Thuis had Gert zijn best gedaan de frituurpan weer als nieuw terug in de doos te krijgen. De pan blonk weer,en stond heringepakt in oorspronkelijk plastic en piepschuim. De Winkel zou hem terug nemen. Immers: het was nog geen 8 dagen geleden dat hij het ding gekocht had, en hij had het bonnetje.

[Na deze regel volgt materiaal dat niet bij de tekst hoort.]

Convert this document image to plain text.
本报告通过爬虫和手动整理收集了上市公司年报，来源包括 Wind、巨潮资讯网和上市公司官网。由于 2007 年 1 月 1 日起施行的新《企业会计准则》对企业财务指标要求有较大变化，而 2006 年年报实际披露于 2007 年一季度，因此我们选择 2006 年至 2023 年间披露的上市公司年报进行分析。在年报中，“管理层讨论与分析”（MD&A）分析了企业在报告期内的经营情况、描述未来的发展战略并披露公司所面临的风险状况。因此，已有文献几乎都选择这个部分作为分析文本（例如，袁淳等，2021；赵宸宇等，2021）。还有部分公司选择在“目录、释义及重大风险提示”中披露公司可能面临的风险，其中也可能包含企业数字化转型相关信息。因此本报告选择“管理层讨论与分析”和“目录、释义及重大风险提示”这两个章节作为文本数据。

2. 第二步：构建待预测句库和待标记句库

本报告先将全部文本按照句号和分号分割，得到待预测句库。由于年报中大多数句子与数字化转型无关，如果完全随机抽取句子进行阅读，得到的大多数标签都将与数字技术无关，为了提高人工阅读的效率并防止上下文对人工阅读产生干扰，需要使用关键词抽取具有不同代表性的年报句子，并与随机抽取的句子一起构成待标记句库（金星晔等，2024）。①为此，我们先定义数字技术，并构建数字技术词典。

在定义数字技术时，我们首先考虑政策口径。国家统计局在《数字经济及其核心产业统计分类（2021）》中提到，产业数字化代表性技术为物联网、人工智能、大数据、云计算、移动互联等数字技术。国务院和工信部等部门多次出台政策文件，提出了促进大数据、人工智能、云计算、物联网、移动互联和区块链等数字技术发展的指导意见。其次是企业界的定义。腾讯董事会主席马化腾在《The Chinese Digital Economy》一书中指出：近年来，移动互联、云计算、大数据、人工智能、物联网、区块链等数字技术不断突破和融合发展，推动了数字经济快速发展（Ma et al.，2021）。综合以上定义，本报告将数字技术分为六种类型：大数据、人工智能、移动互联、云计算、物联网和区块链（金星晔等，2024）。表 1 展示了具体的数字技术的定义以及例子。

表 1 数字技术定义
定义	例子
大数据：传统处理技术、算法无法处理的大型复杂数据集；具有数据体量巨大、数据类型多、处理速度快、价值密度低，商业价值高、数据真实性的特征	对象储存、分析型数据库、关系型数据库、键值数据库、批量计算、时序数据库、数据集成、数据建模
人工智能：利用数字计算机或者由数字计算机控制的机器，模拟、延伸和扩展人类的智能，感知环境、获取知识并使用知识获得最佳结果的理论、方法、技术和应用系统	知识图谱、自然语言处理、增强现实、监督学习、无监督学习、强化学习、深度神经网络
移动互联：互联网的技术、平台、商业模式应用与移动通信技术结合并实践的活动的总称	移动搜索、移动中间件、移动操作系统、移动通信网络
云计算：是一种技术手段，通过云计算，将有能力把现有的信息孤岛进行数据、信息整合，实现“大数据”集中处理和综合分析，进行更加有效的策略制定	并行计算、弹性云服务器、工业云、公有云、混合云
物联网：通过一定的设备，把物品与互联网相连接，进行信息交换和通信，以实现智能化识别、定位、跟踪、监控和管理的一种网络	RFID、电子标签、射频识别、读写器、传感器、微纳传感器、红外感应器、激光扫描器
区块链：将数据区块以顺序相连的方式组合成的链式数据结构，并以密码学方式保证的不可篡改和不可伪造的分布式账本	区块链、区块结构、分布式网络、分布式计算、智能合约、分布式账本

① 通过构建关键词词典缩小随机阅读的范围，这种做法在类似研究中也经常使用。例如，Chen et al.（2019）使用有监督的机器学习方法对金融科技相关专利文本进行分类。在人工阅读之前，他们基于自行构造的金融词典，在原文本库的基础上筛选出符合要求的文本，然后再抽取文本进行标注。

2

( 'had het bonnetje' dient altijd uitgeproken te worden met de tanden stevig op elkaar om er de juiste lading aan te geven
Gert plaatste de doos op de balie van de klantenservice. Hoe vaak had hij al niet met dozen bij een klantenservice gestaan? Een vertrouwd ritueel was het; bijna als de bar van een stamkroeg. Nonchalant leunend met de elleboog op de bar was hij getuige van een gesprek tussen een gezette kroegbaas en een corpulente klant. Het ging over het overgewicht van de klant. De slotconclusie was: ‘Liever rolletjes dan botjes’ De ander beaamde dit: ‘Zo is dat!’
Hierna Gert, of nee. De baliemedewerkster liet weten dat ze eerst nog een dringend telefoontje gepleegd moest worden en dat ze daarna naar hem zou komen, o.k?
Nee, niet OK.
‘Is er geen andere medewerkster?’vroeg Gert, een vraag die hem ogenblikkelijk het stempel: ‘ongeduldige zeikerd’ opleverde.
‘Meneer kan kennelijk niet wachten’scheerde de baliewerkster naar haar collega. Gert dacht aan rolletjes vet aan het spit boven een gigantische Bar-B-Que. Het laatste plaatje in een Asterix album.
De collega tilde de onwillige fritespan onhandig uit de doos, waarbij het piepschuim brak.
Maar even later was Gert op weg naar huis. Achterin hobbelde verbouwereerd frituurpan 2 . In zijn doos te wachten wat Gerts aanraking met ZIJN knoppen en elementen doen zou.